Meal times caused tension on occasion, like when everyone was still hungry after eating my “light and healthy” main dish salad or when I not-so-silently fumed about the fat content of Barbara’s homemade mac and cheese. Ultimately, though, it was family dinners that bonded us. Especially when we could all laugh together, like the night I decided to try making pumpkin soup. We were out of fresh onions, and I didn’t know you had to reconstitute dried onions before sautéing them. I, uh, caramelized them and continued cooking. When I served it, everyone tried bravely to taste a couple spoonfuls.

Okay, first of all, who ever thought of pumpkin soup? And why did I decide to try it? Yuck! On top of the general weirdness, all you could really taste was the badly burned dried onion. Finally, I laughed out loud and said, “I can’t eat this! It’s disgusting!” Everyone immediately gave up the polite façade and also started laughing, and assented that it was truly awful. We threw it out.
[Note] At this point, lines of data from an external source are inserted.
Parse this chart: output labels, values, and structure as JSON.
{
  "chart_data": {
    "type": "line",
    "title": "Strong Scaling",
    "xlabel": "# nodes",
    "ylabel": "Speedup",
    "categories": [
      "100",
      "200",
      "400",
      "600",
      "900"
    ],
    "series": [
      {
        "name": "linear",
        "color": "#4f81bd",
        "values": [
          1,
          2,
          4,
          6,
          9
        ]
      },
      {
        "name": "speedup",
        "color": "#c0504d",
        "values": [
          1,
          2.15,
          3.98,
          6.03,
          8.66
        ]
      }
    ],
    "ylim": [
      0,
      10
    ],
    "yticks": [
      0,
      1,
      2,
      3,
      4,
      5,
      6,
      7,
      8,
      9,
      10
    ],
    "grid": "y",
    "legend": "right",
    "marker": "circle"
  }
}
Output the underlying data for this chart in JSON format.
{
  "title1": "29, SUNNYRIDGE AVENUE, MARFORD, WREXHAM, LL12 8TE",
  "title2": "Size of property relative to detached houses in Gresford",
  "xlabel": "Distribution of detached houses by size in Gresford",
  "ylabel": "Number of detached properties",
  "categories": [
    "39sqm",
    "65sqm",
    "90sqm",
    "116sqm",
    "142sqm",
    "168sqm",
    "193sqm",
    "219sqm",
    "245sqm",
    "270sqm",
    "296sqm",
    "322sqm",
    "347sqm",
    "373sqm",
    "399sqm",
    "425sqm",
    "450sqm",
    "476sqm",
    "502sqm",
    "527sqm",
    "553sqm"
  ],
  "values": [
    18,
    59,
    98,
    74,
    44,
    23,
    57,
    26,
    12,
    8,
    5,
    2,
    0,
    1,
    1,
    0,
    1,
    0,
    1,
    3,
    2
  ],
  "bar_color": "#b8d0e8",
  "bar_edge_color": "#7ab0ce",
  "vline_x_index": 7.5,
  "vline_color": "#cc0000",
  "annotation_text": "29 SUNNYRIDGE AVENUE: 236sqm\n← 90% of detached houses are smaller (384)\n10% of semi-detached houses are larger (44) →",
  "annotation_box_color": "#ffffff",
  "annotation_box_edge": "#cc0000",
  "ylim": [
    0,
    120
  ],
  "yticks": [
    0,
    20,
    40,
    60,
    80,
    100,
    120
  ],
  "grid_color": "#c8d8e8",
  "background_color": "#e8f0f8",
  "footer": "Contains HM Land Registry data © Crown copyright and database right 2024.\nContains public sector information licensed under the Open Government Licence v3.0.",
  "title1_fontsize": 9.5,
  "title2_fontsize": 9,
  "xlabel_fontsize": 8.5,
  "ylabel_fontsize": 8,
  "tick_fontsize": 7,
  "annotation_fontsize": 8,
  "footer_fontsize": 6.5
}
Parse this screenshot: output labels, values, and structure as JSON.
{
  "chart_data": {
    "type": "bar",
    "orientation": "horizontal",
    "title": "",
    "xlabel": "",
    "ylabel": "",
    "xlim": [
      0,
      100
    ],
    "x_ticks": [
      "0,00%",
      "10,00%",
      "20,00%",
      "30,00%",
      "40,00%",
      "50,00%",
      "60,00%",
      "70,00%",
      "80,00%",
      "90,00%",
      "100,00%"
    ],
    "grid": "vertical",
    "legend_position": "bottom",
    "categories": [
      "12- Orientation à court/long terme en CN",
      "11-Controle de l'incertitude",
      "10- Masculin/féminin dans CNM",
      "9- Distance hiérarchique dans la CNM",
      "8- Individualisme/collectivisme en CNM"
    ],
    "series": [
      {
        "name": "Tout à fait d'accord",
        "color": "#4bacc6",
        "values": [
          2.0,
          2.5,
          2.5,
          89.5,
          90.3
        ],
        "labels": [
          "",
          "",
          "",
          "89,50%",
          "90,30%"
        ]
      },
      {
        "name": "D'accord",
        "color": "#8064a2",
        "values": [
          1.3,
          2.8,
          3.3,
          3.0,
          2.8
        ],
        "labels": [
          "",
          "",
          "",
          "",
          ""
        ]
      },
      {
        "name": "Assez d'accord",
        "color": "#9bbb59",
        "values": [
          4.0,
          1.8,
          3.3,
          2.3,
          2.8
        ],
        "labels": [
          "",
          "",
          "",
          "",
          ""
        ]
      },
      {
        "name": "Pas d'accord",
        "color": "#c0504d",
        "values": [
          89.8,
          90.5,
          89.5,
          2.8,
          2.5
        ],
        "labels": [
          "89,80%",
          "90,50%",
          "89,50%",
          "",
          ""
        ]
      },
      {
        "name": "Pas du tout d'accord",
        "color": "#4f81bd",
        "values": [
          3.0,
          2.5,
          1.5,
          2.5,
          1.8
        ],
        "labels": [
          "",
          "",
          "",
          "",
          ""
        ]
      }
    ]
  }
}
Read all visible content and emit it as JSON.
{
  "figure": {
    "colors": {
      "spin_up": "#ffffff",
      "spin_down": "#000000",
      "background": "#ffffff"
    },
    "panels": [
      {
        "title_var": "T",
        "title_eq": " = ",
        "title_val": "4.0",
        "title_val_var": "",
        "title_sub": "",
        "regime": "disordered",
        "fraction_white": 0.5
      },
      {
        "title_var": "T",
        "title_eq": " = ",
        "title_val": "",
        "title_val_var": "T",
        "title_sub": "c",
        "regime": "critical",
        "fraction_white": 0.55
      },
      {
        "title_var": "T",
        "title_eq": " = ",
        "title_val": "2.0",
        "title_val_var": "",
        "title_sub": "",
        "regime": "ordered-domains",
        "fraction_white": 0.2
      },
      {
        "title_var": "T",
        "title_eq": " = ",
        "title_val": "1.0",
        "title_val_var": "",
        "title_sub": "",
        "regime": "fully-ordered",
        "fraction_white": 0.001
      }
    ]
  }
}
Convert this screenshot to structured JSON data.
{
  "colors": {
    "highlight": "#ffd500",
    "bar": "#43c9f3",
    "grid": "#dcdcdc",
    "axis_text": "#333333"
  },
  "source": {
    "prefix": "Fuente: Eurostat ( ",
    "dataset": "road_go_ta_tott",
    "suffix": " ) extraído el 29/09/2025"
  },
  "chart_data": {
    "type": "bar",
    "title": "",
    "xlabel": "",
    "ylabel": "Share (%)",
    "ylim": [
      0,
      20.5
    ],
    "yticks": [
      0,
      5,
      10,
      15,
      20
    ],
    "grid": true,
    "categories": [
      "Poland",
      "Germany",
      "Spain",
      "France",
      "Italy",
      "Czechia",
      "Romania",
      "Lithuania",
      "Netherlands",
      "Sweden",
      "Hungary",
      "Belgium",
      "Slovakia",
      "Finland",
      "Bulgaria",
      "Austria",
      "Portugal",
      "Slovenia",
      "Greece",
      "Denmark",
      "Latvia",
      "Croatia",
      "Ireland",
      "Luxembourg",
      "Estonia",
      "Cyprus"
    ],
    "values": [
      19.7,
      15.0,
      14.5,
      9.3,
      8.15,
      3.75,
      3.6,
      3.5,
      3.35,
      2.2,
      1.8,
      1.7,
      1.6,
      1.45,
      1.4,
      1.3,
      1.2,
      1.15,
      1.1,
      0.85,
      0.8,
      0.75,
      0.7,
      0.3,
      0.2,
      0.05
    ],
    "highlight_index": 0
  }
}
As we ate the main dish, stories flew: “Joanna, remember the time you mixed peaches and peanut butter and it tasted like puke?” “Remember when Dad made the oatmeal that even the dog wouldn’t eat?”

And now I’ve added to Miller lore. I was hanging out with Matthew’s siblings recently and got to say, “Remember the time I made that pumpkin soup?”

The Last Homely House

“Frodo was now safe in the Last Homely House east of the Sea. That house was, as Bilbo had long ago reported, ‘a perfect house, whether you like food or sleep, or story-telling or singing, or just sitting and thinking best, or a pleasant mixture of them all.’ Merely to be there was a cure for weariness, fear and sadness.”
The Fellowship of the Ring by J.R.R. Tolkien

This quote from The Lord of the Rings made me teary-eyed the first time I read it. I was newly married and brand new at keeping house on my own. We had literally almost killed our first dinner guest (that’s a GREAT story for another day), and I could barely make food for Matthew and me before falling asleep every night. (You have to understand that it took me about two hours to make a dinner for two people those first few months!) The finer points of homemaking and hospitality seemed like an unreachable dream.

The welcoming home of the Elves at Rivendell that Tolkien wrote about became my goal. Someday I wanted that to be said of my home: “merely being at the Miller’s is a cure for weariness, fear, and sadness.”